Wie der Name erkennen lässt entstehen diese bösartigen Tumore in der Gallenblase. Frauen sind 3-4 mal häufiger betroffen. Risikofaktoren sind das Vorliegen von größeren Polypen (>1cm) der Gallenblase und häufige Entzündungen der Gallenblase mit Ausbildung einer steinharten Gallenblasenwand (Porzellangallenblase). Da Entzündungen der Gallenblase einen Risikofaktor darstellen,, werden routinemäßig alle chirurgisch entfernten Gallenblasen hhinsichtlichlich eines Gallenblasenkarzinoms per Mikroskopie durch einen Pathologen histologisch untersucht. Somit können Frühstadien entdeckt werden.

Fortgeschrittene Befunde können Müdigkeit, Fieber, Nachtschweiß, Unwohlsein, Schmerzen im rechten Oberbauch oder auch eine Gelbfärbung von Haut und Augen als Folge eines Galleaufstaus (Ikterus, Gelbsucht) hervorrufen.

Die Symptome ähneln denen der übrigen Gallengangstumore (LINK CCC)

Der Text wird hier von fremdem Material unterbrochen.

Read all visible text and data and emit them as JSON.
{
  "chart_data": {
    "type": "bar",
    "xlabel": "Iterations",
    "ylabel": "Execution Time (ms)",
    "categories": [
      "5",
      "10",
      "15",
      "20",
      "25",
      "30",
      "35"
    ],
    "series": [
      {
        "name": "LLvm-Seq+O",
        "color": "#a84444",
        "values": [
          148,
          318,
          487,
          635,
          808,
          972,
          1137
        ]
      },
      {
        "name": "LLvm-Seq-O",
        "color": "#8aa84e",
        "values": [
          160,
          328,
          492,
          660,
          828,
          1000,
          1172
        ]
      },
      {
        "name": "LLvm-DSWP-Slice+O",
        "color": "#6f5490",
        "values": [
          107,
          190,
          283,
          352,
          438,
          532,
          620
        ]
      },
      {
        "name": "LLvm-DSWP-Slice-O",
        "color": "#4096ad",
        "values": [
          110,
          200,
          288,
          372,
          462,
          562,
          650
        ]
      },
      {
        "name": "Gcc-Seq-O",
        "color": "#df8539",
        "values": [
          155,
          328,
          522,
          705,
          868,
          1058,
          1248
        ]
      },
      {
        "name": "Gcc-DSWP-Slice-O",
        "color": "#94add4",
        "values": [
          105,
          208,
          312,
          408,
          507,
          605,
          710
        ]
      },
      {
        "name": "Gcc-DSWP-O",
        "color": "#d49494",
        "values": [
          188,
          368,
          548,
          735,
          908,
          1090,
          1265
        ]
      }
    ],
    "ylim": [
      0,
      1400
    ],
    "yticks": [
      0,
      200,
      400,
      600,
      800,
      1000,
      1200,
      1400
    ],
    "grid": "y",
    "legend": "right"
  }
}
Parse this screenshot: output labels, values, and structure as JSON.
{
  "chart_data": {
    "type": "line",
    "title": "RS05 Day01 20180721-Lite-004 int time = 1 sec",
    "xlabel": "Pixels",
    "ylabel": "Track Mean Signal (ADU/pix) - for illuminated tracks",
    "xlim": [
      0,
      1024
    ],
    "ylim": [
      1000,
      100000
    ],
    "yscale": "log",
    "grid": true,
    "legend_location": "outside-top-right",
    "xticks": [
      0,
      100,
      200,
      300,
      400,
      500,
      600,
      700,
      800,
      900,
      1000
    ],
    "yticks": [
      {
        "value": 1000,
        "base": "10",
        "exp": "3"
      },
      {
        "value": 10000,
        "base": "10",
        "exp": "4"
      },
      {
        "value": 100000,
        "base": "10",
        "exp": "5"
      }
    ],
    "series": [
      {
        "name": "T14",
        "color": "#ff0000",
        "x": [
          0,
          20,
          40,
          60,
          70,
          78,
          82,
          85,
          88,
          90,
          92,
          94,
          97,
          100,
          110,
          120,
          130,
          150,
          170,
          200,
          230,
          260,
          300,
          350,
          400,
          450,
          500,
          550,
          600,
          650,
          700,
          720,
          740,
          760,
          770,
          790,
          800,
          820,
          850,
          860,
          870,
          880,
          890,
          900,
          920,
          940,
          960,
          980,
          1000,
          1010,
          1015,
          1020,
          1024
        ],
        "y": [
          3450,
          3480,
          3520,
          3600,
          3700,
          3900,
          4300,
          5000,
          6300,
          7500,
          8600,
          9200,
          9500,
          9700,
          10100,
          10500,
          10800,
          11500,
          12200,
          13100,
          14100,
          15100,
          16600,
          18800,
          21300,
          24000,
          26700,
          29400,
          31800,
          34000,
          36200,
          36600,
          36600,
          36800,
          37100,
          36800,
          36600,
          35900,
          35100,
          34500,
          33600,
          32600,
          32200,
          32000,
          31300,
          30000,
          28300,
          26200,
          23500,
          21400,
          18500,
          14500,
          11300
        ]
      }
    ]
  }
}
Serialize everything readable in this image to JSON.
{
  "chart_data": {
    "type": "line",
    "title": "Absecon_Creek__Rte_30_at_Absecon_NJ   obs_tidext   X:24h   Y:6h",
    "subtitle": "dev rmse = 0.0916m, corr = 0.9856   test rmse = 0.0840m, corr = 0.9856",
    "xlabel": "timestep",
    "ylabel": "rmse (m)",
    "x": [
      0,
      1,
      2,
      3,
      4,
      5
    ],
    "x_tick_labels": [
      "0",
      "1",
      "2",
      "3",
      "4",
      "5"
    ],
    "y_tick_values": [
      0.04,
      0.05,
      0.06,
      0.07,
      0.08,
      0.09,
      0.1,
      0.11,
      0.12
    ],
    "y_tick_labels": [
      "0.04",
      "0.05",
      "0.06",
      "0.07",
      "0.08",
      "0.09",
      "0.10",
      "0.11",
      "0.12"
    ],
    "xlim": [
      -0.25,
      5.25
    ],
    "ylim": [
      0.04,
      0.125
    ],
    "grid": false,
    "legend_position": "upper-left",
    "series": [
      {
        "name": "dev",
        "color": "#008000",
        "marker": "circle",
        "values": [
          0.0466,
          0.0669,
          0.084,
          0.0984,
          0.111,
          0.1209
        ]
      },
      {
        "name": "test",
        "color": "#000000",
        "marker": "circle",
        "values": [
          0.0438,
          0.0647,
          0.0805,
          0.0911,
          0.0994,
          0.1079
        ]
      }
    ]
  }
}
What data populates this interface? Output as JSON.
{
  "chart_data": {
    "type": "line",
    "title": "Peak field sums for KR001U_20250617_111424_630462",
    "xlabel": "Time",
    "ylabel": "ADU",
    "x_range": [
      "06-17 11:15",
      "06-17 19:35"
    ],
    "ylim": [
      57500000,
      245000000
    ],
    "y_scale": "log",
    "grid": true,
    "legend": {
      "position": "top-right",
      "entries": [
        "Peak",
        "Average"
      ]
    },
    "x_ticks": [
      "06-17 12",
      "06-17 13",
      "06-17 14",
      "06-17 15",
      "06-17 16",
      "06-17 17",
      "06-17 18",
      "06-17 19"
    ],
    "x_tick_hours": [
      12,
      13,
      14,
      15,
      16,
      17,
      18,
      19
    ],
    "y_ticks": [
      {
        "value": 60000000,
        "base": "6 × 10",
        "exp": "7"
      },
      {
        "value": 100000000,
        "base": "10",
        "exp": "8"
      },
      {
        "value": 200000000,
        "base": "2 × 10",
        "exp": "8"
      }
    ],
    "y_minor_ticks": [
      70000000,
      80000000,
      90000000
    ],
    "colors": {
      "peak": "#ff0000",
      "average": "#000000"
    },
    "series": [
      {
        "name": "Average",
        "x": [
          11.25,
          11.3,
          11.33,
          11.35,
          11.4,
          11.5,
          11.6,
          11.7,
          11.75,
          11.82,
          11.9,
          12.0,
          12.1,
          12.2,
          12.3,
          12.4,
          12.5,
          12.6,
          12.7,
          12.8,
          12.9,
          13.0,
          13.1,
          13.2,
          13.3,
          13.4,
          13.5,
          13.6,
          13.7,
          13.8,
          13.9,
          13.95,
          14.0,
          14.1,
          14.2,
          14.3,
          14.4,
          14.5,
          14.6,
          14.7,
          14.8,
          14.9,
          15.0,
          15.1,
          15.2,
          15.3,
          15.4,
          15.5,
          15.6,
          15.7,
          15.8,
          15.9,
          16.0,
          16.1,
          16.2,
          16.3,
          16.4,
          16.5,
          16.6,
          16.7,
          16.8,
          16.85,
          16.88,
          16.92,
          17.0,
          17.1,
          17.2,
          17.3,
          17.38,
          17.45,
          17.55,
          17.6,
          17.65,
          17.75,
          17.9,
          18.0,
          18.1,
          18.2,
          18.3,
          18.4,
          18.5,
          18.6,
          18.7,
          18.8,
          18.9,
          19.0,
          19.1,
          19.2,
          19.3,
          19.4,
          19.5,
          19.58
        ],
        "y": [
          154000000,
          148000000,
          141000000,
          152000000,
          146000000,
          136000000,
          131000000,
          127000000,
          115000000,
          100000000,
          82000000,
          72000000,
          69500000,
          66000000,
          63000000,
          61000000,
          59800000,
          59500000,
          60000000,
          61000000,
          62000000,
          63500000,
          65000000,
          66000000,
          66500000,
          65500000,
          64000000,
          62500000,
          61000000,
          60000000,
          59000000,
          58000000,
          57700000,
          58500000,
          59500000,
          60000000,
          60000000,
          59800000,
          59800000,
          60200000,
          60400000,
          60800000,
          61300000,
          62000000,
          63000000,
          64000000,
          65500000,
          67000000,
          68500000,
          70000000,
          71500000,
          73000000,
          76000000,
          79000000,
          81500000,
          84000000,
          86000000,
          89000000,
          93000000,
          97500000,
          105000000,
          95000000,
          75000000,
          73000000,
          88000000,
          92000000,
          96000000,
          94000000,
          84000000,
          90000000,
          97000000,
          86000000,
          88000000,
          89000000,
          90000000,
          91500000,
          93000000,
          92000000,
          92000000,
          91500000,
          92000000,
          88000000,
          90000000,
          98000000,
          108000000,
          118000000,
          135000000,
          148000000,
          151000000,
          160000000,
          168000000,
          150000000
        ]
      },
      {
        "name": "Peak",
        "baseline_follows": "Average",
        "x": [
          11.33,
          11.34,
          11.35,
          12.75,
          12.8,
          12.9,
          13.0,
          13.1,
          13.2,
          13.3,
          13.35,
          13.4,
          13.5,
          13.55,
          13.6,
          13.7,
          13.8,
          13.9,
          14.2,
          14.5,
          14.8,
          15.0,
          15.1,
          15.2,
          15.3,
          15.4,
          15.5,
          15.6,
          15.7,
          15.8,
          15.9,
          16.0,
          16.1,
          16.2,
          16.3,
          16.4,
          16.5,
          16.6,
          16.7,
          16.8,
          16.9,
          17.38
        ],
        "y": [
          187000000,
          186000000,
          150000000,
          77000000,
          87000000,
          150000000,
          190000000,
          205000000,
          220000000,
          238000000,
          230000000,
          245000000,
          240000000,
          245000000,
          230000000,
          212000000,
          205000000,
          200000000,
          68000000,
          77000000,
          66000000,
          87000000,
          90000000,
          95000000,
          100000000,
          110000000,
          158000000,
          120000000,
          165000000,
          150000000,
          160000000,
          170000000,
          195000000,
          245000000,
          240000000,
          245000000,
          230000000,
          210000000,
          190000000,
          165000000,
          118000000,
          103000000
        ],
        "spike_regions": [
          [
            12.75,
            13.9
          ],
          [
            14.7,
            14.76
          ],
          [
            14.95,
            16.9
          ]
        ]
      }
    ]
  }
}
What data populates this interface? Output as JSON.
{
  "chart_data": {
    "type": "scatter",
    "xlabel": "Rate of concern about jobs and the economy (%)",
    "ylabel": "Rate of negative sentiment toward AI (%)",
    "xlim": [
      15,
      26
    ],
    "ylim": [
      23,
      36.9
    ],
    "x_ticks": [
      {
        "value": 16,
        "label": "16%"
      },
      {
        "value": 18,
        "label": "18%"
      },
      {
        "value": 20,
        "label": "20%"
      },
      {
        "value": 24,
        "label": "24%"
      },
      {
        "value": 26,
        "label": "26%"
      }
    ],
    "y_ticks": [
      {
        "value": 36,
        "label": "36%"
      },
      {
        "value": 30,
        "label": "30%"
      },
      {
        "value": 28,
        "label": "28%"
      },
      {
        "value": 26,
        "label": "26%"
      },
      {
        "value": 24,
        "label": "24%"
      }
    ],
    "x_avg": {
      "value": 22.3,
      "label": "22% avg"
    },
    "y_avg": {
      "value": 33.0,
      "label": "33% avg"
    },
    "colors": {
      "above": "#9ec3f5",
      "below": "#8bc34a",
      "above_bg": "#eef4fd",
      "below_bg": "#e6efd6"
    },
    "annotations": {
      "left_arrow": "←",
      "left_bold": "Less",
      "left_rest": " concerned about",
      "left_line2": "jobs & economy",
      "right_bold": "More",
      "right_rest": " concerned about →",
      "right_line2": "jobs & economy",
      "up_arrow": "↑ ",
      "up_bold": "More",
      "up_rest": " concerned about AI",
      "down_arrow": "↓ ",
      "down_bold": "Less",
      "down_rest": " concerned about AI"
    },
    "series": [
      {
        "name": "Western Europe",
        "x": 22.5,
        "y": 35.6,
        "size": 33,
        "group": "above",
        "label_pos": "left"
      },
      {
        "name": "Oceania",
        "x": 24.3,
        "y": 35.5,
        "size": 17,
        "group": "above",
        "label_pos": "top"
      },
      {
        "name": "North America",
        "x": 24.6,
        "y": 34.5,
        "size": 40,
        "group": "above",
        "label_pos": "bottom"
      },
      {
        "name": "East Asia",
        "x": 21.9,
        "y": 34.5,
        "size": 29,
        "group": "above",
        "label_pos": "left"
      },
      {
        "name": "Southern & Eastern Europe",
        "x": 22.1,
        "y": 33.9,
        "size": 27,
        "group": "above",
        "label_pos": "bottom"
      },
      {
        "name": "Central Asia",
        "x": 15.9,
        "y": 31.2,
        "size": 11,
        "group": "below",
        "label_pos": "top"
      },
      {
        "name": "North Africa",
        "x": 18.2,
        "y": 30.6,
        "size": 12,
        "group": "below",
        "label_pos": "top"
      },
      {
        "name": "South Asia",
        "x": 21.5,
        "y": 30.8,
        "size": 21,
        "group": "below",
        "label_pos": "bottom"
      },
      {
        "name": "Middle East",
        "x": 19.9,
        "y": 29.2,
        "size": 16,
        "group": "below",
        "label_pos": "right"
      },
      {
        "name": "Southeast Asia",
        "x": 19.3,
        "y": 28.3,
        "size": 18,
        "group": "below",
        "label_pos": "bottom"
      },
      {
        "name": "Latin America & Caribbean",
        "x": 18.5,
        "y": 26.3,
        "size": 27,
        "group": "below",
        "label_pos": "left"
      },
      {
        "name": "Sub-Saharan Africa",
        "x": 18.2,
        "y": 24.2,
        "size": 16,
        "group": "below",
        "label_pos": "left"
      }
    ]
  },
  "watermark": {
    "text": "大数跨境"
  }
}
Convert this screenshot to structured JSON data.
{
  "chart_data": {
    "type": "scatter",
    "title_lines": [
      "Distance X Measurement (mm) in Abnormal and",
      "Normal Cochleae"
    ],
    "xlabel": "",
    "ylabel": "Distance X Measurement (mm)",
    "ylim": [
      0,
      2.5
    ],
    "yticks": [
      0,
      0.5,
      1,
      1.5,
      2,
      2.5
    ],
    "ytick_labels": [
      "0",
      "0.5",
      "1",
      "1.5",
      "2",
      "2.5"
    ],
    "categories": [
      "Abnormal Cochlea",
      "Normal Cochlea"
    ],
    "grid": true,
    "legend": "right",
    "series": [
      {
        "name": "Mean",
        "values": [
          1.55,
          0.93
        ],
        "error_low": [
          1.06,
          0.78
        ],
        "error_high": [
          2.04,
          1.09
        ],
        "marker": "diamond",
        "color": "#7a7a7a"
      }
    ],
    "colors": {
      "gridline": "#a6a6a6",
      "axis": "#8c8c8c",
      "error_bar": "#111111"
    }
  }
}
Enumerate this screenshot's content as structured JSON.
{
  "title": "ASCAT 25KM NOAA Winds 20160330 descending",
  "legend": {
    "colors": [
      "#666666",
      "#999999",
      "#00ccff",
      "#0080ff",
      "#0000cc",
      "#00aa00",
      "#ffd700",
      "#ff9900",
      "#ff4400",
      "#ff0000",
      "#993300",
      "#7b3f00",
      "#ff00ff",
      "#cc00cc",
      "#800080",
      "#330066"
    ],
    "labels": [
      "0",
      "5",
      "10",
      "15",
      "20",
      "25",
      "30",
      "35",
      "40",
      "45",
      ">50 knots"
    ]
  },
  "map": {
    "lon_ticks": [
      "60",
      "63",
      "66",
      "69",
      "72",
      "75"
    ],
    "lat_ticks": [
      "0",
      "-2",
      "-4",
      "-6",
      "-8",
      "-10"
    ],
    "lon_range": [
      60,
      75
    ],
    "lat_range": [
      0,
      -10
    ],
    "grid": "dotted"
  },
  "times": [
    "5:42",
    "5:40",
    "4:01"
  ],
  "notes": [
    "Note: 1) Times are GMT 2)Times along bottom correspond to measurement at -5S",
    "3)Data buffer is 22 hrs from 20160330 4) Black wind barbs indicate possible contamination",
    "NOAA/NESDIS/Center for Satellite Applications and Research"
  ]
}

Die wichtigsten Diagnostischen Hilfsmittel sind die Schnittbildgebung (Computertomographie, Kernspintomographie/Magnetresonanztomographie). Zusätzlich wird regelhaft auch die Darstellung des Gallenwegssystems über eine erweiterte Magenspiegelung mit Röntgenkontrastdarstellung durchgeführt (Endoskopische retrograde Cholangiographie /Pankreatikographie (ERCP)). Mitunter ist heute die Darstellung der Gallenwege im Kernspintomogramm (Magnetresonanzcholangiographie/Pankreatikographie (MRCP)) ausreichend. Die ERCP beitet allerding den Vorteil, dass gleichzeitig eine Behandlung erfolgen kann (siehe unten). Die Diagnostik wird durchBlutuntersuchungen ergänzt. Es existieren sogenannte Tumormarker (z.B. CA 19-9), die im Blut nachgewiesen werden können. Leider zeigen diese aber nicht die genaue Herkunft des Tumors an und sind damit immer nur ein „Baustein“ in der Diagnostik, allein aber nicht beweisend.

Die chirurgische Behandlung des Gallenblasenkarzinoms ist nur im Frühstadium erfolgreich. Hier kommen mitunter neben der Entfernung der Gallenblase auch die Entfernung von Lebergewebe und die Entfernung von Teilen des Gallengangs in Frage. Ziel ist ein möglichst großer Sicherheitsabstand vom Tumor zum gesunden Gewebe.

Lymphgewebe (Lymphknoten) muss zur erfolgreichen Therapie ebenfalls entfernt werden. Zusätzlich werden oft eine Chemotherapie und eine Bestrahlung durchgeführt, da es sich beim Galleblasenkarzinom in den späteren Stadien um einen sehr aggressiven Tumor handelt.

Falls bei Ihnen bei der Diagnose Gallenblasenkarzinom nur die Gallenblase entfernt wurde, sollten Sie sich beraten lassen. Ggf. kann die Prognose durch eine Entfernung von Lebergewebe und Lymphknoten zusätzlich verbessert werden.


Grundsätzliche Techniken in der modernen Leberchirurgie haben wir für Sie im Kapitel Operationen zusammengefasst.

Aufgrund des aggressiven Wachstums ist die Nachsorge engmaschig erforderlich. Sie entspricht aber der oben bereits beschriebenen Diagnostik.